Julian Barnes, lo que esconde el arte
Descubre peculiares personajes literarios detrás de las obras de Manet, Degas y otros
Descubre peculiares personajes literarios detrás de las obras de Manet, Degas y otros.
Dado que su ficción (íntima, refinada, despiadada y un poco triste) le ha otorgado a Barnes el estatus de francés honorario, no sorprende que esta colección de ensayos se concentre en el arte galo. La poesía y la pintura solían llamarse «las artes hermanas», aunque esa frase acogedora ignora la rivalidad entre la parentela. Lo verbal y lo visual operan en diferentes dimensiones: el lenguaje se despliega en el tiempo, pero las imágenes pintadas son estáticas y ocupan espacio. En estas páginas, Julian Barnes observa a sus artistas elegidos con la mirada de un novelista: castigado porque la pintura puede «representar estados emocionales y complejidades que normalmente se transmiten a una longitud novedosa por medio de color, tono, densidad, enfoque, encuadre, remolino, intensidad, arrebatamiento», pero también con ganas de justificar su propio arte descubriendo un peculiar personaje literario detrás de los rostros pintados por Manet y Bonnard o extrayendo historias de los momentos congelados por Courbet y Degas. Este volumen de ensayos sobre pintura rebosa amor por los lienzos franceses del siglo XIX y principios del XX, un periodo en el que París era la indiscutible capital cultural no solo de Europa sino del mundo. El grueso de los textos se centra en la pintura que va del romanticismo y el realismo a los movimientos posimpresionistas, con artistas como Delacroix, Courbet, Manet, Fantin-Latour, Cézanne, Degas... Y en la parte final del volumen se suman otros ensayos sobre las paradojas visuales de Magritte, las esculturas blandas de Oldenburg, el crudo realismo de Lucien Freud y los colores de Hodgkin.
Los celos del pintor
La pintura, según el autor, combina los medios de expresión y la expresión en sí misma, la música tiene una elocuencia extática, y ninguna de las dos necesita la intervención de las palabras. Pero la envidia es un vicio saludable y hasta obligatorio para un creador, por eso las palabras de Barnes nunca son frías. O, si lo hacen, es porque le atan a la realidad, aunque siempre resultando carnoso en imágenes verbales pictóricamente vividas.

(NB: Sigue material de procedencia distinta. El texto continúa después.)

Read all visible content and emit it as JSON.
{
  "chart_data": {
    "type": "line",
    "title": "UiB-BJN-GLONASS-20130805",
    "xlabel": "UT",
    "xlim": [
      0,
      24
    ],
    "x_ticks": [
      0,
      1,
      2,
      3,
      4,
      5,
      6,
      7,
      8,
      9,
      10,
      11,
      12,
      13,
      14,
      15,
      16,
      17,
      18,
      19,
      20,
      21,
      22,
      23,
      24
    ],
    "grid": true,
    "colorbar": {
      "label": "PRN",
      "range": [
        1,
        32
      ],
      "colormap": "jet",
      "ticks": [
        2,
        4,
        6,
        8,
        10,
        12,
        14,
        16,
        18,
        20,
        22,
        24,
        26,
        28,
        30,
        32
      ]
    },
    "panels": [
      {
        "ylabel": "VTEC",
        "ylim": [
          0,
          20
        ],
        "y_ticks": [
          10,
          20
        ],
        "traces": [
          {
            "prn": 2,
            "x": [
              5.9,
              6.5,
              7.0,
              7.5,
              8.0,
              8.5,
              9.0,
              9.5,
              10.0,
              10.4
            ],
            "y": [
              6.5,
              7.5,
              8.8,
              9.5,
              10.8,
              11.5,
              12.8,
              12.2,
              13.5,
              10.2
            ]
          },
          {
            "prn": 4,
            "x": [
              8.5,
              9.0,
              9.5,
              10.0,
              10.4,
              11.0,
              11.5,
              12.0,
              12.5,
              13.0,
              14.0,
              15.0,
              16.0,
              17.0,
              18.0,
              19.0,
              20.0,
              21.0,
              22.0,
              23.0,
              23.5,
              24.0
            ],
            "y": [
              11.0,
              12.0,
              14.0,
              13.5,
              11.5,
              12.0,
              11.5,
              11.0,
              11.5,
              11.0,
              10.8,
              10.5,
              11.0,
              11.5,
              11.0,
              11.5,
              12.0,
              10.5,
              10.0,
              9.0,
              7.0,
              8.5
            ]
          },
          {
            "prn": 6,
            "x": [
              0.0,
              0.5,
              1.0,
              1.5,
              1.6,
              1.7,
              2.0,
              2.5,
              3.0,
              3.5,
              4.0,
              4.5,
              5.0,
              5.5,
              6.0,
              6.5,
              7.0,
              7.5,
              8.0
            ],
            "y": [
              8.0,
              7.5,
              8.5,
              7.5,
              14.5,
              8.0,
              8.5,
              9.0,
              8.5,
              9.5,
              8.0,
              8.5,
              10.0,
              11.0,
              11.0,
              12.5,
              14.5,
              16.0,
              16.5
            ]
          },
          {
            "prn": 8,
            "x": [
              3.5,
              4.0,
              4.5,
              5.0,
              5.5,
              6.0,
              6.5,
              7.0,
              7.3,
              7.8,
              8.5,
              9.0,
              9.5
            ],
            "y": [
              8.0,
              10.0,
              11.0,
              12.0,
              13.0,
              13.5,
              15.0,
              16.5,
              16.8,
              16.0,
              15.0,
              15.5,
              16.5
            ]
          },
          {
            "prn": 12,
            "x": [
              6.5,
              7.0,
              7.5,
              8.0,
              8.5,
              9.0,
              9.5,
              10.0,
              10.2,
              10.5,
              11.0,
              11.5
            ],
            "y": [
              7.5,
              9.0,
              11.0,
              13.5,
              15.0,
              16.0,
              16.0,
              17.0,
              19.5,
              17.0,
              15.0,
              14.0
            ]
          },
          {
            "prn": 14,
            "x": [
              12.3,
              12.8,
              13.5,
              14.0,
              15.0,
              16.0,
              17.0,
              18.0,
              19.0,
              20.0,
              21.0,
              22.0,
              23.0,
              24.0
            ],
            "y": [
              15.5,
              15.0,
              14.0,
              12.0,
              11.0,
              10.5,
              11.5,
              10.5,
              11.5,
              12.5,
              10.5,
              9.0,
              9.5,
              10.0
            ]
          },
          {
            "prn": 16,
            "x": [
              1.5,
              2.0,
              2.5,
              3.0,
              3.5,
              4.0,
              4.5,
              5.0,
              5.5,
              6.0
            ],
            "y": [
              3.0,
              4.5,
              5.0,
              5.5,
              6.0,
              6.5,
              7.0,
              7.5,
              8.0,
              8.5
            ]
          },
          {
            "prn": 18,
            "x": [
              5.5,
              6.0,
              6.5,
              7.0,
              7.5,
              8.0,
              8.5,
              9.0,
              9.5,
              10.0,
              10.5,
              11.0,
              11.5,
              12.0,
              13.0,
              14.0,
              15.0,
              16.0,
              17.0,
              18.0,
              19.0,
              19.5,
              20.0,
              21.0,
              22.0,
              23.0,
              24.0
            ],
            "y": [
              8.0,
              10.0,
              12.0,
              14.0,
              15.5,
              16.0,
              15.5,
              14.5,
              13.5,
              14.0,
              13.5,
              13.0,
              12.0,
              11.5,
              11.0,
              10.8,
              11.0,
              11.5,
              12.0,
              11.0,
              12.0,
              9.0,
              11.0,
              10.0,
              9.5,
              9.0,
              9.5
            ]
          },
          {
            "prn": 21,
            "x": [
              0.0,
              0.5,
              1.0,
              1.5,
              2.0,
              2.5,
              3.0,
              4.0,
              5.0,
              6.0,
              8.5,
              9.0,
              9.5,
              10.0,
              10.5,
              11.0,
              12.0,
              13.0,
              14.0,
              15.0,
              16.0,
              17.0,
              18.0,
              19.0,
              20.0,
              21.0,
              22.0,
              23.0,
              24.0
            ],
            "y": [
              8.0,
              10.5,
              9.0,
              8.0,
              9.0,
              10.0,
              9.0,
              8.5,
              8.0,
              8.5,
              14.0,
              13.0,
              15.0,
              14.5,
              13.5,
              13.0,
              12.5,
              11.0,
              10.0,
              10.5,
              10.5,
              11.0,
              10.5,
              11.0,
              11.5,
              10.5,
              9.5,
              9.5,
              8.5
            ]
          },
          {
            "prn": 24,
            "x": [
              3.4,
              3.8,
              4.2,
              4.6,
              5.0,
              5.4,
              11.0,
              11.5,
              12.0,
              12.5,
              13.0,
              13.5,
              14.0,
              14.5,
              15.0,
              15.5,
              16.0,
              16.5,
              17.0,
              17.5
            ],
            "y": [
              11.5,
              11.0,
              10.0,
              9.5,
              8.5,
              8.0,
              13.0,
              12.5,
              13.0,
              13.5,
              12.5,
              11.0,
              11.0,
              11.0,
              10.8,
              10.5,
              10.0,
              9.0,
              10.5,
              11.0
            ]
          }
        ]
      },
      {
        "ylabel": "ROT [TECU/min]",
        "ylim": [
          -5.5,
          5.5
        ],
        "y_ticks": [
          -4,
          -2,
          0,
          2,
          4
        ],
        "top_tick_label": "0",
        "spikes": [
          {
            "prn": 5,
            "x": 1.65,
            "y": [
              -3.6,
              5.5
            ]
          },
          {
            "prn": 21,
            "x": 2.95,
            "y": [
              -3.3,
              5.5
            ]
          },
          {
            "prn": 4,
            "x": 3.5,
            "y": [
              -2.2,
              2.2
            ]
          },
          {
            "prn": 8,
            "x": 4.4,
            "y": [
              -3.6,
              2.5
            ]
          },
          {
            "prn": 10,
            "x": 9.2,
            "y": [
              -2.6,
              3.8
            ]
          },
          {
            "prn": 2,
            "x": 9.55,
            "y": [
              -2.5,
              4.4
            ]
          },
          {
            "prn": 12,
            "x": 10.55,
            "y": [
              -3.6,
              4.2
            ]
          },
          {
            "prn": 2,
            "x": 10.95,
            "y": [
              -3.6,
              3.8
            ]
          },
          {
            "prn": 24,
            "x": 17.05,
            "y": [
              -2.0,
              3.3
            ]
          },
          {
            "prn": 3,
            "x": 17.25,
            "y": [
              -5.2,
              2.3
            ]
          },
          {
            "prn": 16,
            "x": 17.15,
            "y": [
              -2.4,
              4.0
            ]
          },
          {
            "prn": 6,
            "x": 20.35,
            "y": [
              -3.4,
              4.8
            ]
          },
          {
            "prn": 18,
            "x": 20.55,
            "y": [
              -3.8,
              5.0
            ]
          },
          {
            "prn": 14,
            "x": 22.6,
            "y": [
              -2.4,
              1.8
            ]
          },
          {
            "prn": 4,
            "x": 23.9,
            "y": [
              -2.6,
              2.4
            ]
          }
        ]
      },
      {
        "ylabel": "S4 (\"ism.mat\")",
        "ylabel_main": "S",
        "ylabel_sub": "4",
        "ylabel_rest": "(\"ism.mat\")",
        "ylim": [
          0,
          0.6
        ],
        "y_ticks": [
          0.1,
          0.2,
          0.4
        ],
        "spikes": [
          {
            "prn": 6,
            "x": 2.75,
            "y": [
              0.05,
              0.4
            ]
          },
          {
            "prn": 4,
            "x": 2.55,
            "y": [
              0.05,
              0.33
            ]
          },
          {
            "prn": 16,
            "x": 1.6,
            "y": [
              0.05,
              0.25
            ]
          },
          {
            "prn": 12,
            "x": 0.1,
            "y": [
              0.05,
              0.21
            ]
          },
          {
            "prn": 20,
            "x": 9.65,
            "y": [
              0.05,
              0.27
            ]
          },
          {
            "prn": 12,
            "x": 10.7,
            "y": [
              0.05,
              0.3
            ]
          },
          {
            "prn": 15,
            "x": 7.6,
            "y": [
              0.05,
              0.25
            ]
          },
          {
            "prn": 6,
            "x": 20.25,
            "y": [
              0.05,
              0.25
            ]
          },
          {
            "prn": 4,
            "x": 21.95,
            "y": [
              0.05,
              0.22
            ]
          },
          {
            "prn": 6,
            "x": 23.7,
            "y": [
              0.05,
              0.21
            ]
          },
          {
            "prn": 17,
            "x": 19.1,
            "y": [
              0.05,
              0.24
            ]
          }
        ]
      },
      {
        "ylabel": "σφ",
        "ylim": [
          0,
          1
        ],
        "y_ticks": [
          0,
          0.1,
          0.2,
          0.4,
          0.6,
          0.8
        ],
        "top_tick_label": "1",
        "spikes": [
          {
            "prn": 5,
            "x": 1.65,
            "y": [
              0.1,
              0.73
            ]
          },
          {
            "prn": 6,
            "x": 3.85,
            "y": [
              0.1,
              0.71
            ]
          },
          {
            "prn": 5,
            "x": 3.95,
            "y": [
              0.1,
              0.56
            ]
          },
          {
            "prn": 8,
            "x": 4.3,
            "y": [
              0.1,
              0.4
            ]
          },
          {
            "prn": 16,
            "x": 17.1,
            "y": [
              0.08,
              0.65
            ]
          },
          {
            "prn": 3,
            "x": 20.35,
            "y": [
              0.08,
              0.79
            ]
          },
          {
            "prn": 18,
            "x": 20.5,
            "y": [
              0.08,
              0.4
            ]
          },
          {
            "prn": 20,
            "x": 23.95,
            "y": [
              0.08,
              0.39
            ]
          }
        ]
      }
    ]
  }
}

Un pintor solo puede esperar un minuto de nuestra atención mientras recorremos una galería, ¿no estará, entonces, celoso de las horas, días e incluso semanas que dedicamos a leer novelas? Ese compromiso hizo que el pintor Odilon Redon declarara que la literatura era, después de todo, «el mejor arte».
Barnes admite que «los artistas son lo que son, lo que pueden y deben ser». Pero la aceptación no significa aprobación, y en estos ensayos hay una colisión recurrente entre dos tipos de personajes artísticos opuestos. Ingres y Delacroix casi llegan a las manos defendiendo la primacía de la línea. Cézanne, con su vida emocional «profundamente privada», se enfrenta a Picasso, «amante de las cámaras y concupiscente»; más tarde, el contraste es entre Braque y Picasso, «rural, doméstico», que ahora se llama «cosmopolita, voraz y dionisíaco». La misma tipología, paradójicamente, se ajusta a Barnes y su antiguo mejor amigo, Martin Amis.